So, you don't like Guantanamo. You're afraid of the political complications of trying terrorists detained overseas for killing American soldiers on the battlefield. What do you do? What do you do? Apparently, if you are President Obama, you give lay the groundwork for letting him go:

An Iran-backed Hezbollah commander who killed American soldiers in cold blood has been in U.S. custody for four years. Most Americans would see this as a good thing. For the Obama administration, it is a vexing dilemma. This highlights, yet again, why the country can’t afford a second Obama administration.

Ali Mussa Daqduq has been a Hezbollah operative for almost 30 years.
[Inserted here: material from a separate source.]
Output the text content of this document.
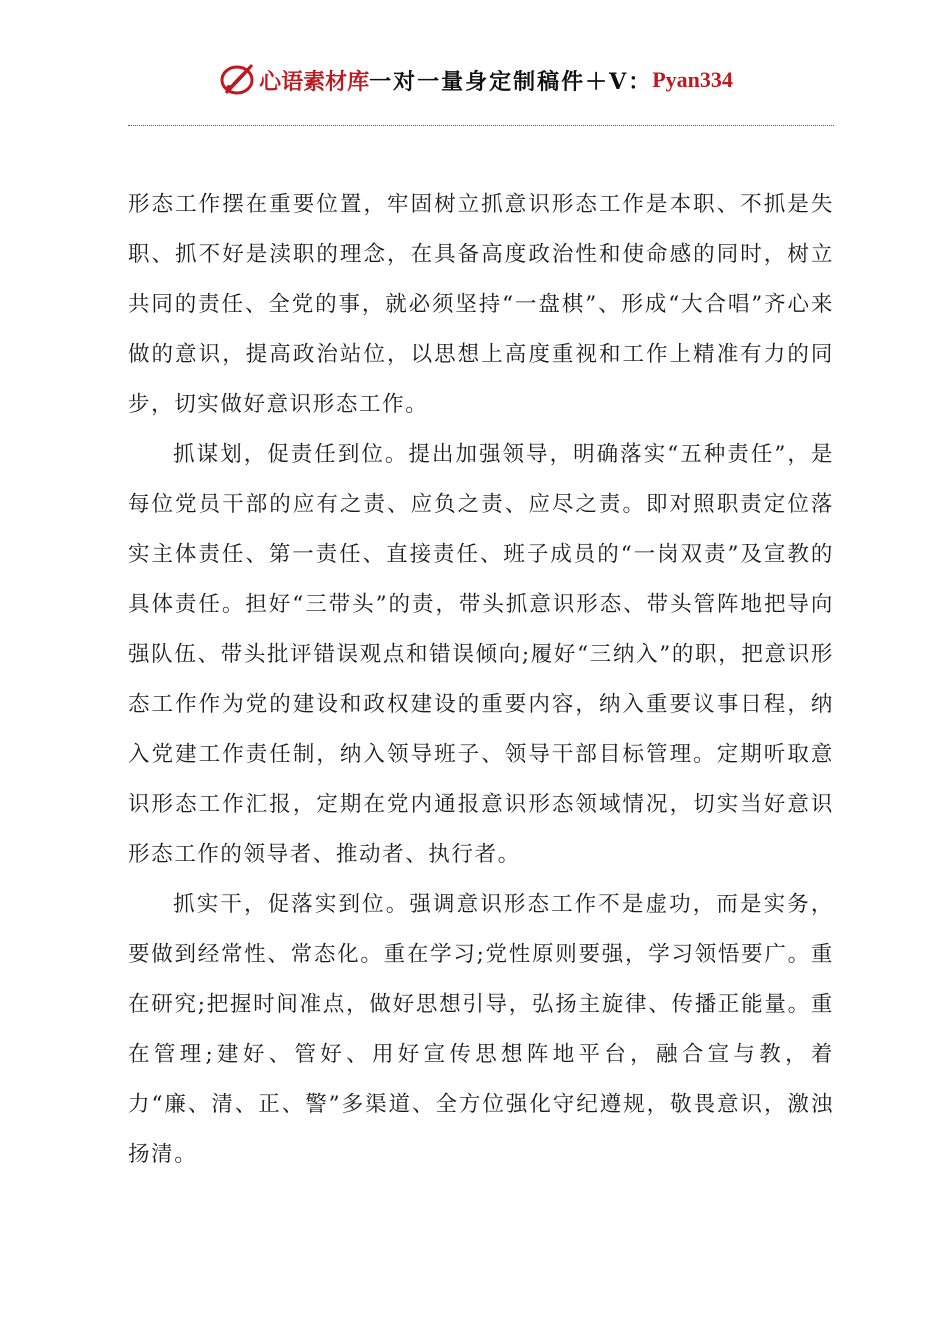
心语素材库 一对一量身定制稿件＋V： Pyan334

形态工作摆在重要位置，牢固树立抓意识形态工作是本职、不抓是失职、抓不好是渎职的理念，在具备高度政治性和使命感的同时，树立共同的责任、全党的事，就必须坚持“一盘棋”、形成“大合唱”齐心来做的意识，提高政治站位，以思想上高度重视和工作上精准有力的同步，切实做好意识形态工作。

抓谋划，促责任到位。提出加强领导，明确落实“五种责任”，是每位党员干部的应有之责、应负之责、应尽之责。即对照职责定位落实主体责任、第一责任、直接责任、班子成员的“一岗双责”及宣教的具体责任。担好“三带头”的责，带头抓意识形态、带头管阵地把导向强队伍、带头批评错误观点和错误倾向;履好“三纳入”的职，把意识形态工作作为党的建设和政权建设的重要内容，纳入重要议事日程，纳入党建工作责任制，纳入领导班子、领导干部目标管理。定期听取意识形态工作汇报，定期在党内通报意识形态领域情况，切实当好意识形态工作的领导者、推动者、执行者。

抓实干，促落实到位。强调意识形态工作不是虚功，而是实务，要做到经常性、常态化。重在学习;党性原则要强，学习领悟要广。重在研究;把握时间准点，做好思想引导，弘扬主旋律、传播正能量。重在管理;建好、管好、用好宣传思想阵地平台，融合宣与教，着力“廉、清、正、警”多渠道、全方位强化守纪遵规，敬畏意识，激浊扬清。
He is the hardcore. When he joined back in 1983, the “Party of God” (hizb Allah) was just getting its start as Iran’s forward militia in Lebanon, announcing its allegiance to Ayatollah Ruhollah Khomeini and killing hundreds of Americans in bombings, abductions, and hijackings that targeted U.S. military personnel, intelligence agents, and civilians. Daqduq quickly climbed the ranks, becoming a top terrorist trainer in an organization so adept that al-Qaeda began taking its instruction in the early 1990s. He rose to command Hezbollah’s most lethal cells and even ran the security detail for its leader, “secretary general” Hassan al-Nasrallah.

It was only natural, then, that Iran turned to Daqduq in 2005 when the mullahs decided to reprise in Iraq the strategy that had worked so well in Lebanon. He was tasked with building an Iraqi version of Hezbollah: a jihadist network that would first use terrorist attacks to sap America’s will to remain in the region and then be poised to seize de facto control of the country — to run Iraq as an Iranian satellite.

It worked like a charm. As Bill Roggio recounts at The Long War Journal, Daqduq partnered with Iran’s deadly special-operations unit, the Quds Force, to set up an intricate web of Shiite terror cells. Battalions of 20 to 60 recruits were brought to Iranian bases for schooling in close combat tactics, kidnapping, and intelligence collection, while also learning to use explosively formed penetrators, mortars, rockets, and sniper rifles. When their training was complete, they were loosed on Iraq. Fueled by Iranian supplies, they targeted and killed American and allied forces. Most notoriously, they carried out the January 2007 Karbala massacre, in which five American soldiers were killed, four of them as captives, handcuffed and shot before U.S. rescue teams could close in.

Daqduq was captured by American forces two months later. He has been in the custody of our military in Iraq ever since. He is not a defendant. He is not a capo in some Iranian Cosa Nostra family. He is a terrorist enemy of the United States, who has committed atrocities against American soldiers during a war authorized by Congress. Compared with him, most al-Qaeda jihadists are pikers. Hezbollah is as bad as it gets, and Daqduq is as bad as Hezbollah gets.

If one accepts that the object of war is to defeat the enemy, there is no doubt about what must happen here. Under the laws of war, Daqduq is an enemy combatant: He may be detained until the conclusion of hostilities, subjected to trial by military commission, and put to death — or, at the very least, imprisoned for the rest of his life.

These laws of war are codified in American statutes. Candidate Obama may have pined for a return to the law-enforcement approach to counterterrorism (i.e., treating alien enemies as mere defendants entitled U.S. constitutional protections and civilian trials), but President Obama has grudgingly accepted — at least on paper — the need to maintain combatant detention and trial by military commission. In 2009, he signed a cosmetic revamping of the Military Commissions Act (MCA). Under it, unlawful enemy combatants — who are now called “unprivileged enemy belligerents,” lest the use of Bush terminology betray the adoption of Bush methods — may be detained by our armed forces and tried by commission if they have “engaged in” or “purposefully and materially supported” “hostilities against the United States.” The definition fits Duqdaq to a tee.

In saner times, this one would be easy. Daqduq should be transferred to Guantanamo Bay. . .

The plan was to transfer Daqduq to the Iraqi regime as early as yesterday — without fanfare, the administration hoped, the debt ceiling crisis having saturated news coverage on a mid-summer Friday. But the Associated Press got wind of the transfer, and its brief report provoked outrage. Senate Republicans, joined by independent Joe Lieberman, fired off a letter to secretary of defense Leon Panetta, ballistic at the notion that the United States would surrender “the highest ranking Hezbollah operative currently in our custody.” Inevitably, the senators observed, Daqduq would return to the jihad “to harm and kill more American servicemen and women” when Iraq releases him, as these new “allies” of ours have done with other terrorists.

The unexpected blowback caused the administration to retreat on its release plan . . . at least for the moment.


There was a time I feared Hillary Clinton. However, I think she would be a lot more careful about this sort of thing. Obama and Holder, both of them, represent extremist liberal thinking that I pray never comes to power again.